Soils can be sampled any time the ground is not frozen. Allow time to take and submit samples, receive the results and order the fertilizer. Some managers like to sample and have soils tested in the fall or early spring to plan for the next year’s fertilization program and budget.

A soil test should be conducted when establishing a new site and every 2-3 years on established sites.
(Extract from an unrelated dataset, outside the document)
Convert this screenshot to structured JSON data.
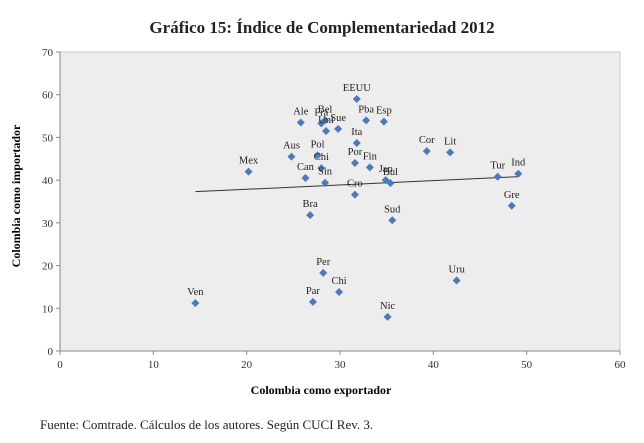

To obtain meaningful and useful test results, sample soil correctly, at the same time each year and maintain fertilizer records.

How and where do I soil test?

Take a good soil representative sample

Always follow the soil sampling instructions provided by the soil testing lab you use.   

You can use a soil probe or towel to take a sample

Sources of Soil Test Probes:

Be sure to follow these soil sampling steps:

  1. Always take samples at a consistent depth, preferably 4”.
  2. Take about 10-20 cores from a uniform area, similarly managed, using a zig zag pattern to ensure that overall field conditions and variability are taken into account.
  3. Remove live plant material or thatch
  4. Mix the soil in a clean plastic container to provide about 1 cup of a composite sample
  5. Air dry the sample before sending it to the lab if possible
  6. Complete and include the submission Form T (for commercial turf samples). 

When you complete the form be sure to include:

  • crop code (ATF for athletic fields submitted to the Agro One lab)
  • soil name (Required for Agro-One nutrient guidelines in NYS. See links below to find your soil name.)
  • soil texture and drainage
  • tests requested

View sample submission form.

Soil test name and description can be found using several resources:

Keep records on file

Soil test results should always be kept on file and used to adjust fertilizer programs over time.